I tried the solution given here and it worked perfectly.
However, for strings like PresserInc-1_10.jpg
and PresserInc-1_11.jpg
which causes that specific natural key algorithm to fail, because it only matches the first integer which in this case would be 1
and 1
, and so it throws off the sorting. So what I think might help is to match all numbers in the string and group them together, so if I have PresserInc-1_11.jpg
the algorithm should give me 111
back, so my question is, is this possible ?
Here's a list of filenames:
files = ['PresserInc-1.jpg', 'PresserInc-1_10.jpg', 'PresserInc-1_11.jpg', 'PresserInc-10.jpg', 'PresserInc-2.jpg', 'PresserInc-3.jpg', 'PresserInc-4.jpg', 'PresserInc-5.jpg', 'PresserInc-6.jpg', 'PresserInc-11.jpg']
Google: Python natural sorting.
Result 1: The page you linked to.
But don't stop there!
Result 2: Jeff Atwood's blog that explains how to do it properly.
Result 3: An answer I posted based on Jeff Atwood's blog.
Here's the code from that answer:
import re
def natural_sort(l):
convert = lambda text: int(text) if text.isdigit() else text.lower()
alphanum_key = lambda key: [convert(c) for c in re.split('([0-9]+)', key)]
return sorted(l, key=alphanum_key)
Results for your data:
PresserInc-1.jpg PresserInc-1_10.jpg PresserInc-1_11.jpg PresserInc-2.jpg PresserInc-3.jpg etc...
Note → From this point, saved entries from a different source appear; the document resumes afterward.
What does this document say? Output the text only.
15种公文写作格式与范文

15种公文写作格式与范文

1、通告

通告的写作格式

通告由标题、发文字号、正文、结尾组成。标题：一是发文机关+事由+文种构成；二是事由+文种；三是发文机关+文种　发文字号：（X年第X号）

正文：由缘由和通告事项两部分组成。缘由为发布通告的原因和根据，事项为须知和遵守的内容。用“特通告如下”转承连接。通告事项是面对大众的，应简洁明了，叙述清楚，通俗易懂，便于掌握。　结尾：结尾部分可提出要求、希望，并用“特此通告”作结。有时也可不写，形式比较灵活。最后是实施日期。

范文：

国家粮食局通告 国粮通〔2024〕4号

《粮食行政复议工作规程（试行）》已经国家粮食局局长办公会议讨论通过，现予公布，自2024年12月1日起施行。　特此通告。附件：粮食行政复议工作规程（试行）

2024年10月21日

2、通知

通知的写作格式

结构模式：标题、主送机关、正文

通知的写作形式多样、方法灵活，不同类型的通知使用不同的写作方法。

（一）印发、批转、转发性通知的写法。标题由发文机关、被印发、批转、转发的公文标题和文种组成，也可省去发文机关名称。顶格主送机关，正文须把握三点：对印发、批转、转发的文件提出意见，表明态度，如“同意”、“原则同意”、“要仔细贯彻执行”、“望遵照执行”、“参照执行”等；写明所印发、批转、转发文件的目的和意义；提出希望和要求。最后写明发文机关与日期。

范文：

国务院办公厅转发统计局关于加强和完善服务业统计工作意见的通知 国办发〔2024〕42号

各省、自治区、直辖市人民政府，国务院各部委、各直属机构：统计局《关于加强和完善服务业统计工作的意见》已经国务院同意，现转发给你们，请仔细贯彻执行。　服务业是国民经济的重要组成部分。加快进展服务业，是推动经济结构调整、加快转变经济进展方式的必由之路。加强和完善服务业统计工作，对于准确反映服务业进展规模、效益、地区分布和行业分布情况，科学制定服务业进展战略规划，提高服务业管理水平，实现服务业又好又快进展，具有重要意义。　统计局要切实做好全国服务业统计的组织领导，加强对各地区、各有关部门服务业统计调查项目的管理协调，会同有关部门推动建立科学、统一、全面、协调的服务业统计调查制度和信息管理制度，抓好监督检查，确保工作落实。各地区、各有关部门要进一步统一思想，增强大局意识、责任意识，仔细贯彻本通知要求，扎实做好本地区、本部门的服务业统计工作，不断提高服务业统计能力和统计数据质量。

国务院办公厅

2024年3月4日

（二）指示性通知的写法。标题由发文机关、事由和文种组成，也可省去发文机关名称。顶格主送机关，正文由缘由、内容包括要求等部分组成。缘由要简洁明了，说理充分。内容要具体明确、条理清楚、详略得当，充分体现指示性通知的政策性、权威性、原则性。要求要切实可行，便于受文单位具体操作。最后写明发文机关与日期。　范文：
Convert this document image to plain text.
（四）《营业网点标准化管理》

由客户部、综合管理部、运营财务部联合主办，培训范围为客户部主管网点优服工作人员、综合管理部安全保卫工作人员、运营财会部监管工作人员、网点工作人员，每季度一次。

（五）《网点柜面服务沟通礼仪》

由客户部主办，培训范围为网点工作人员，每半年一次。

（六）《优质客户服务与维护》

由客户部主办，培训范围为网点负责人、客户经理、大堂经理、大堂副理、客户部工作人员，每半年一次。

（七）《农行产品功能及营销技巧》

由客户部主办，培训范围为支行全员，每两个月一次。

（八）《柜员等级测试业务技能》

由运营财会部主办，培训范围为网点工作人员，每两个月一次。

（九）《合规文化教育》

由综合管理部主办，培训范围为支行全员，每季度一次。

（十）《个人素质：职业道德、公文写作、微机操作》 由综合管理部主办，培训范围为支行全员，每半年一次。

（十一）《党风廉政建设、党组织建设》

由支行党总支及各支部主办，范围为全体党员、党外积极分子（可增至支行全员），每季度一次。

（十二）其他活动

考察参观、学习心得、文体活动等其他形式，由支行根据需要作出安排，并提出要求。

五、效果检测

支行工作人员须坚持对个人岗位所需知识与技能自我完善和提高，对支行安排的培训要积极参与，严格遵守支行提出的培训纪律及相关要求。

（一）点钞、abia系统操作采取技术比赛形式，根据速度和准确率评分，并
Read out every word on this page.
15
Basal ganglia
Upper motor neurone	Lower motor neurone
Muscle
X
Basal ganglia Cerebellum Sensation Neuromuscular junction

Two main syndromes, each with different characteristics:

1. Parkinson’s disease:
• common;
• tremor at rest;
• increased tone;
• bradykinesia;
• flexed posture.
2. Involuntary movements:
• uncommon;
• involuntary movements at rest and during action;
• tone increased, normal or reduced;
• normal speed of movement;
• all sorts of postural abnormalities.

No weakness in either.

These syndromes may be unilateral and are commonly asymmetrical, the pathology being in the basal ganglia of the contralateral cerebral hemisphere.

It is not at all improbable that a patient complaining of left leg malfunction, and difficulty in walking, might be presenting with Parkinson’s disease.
See it working online: ideone
If you don't mind third party libraries, you can use natsort to achieve this.
>>> import natsort
>>> files = ['PresserInc-1.jpg', 'PresserInc-1_10.jpg', 'PresserInc-1_11.jpg', 'PresserInc-10.jpg', 'PresserInc-2.jpg', 'PresserInc-3.jpg', 'PresserInc-4.jpg', 'PresserInc-5.jpg', 'PresserInc-6.jpg', 'PresserInc-11.jpg']
>>> natsort.natsorted(files)
['PresserInc-1.jpg',
'PresserInc-1_10.jpg',
'PresserInc-1_11.jpg',
'PresserInc-2.jpg',
'PresserInc-3.jpg',
'PresserInc-4.jpg',
'PresserInc-5.jpg',
'PresserInc-6.jpg',
'PresserInc-10.jpg',
'PresserInc-11.jpg']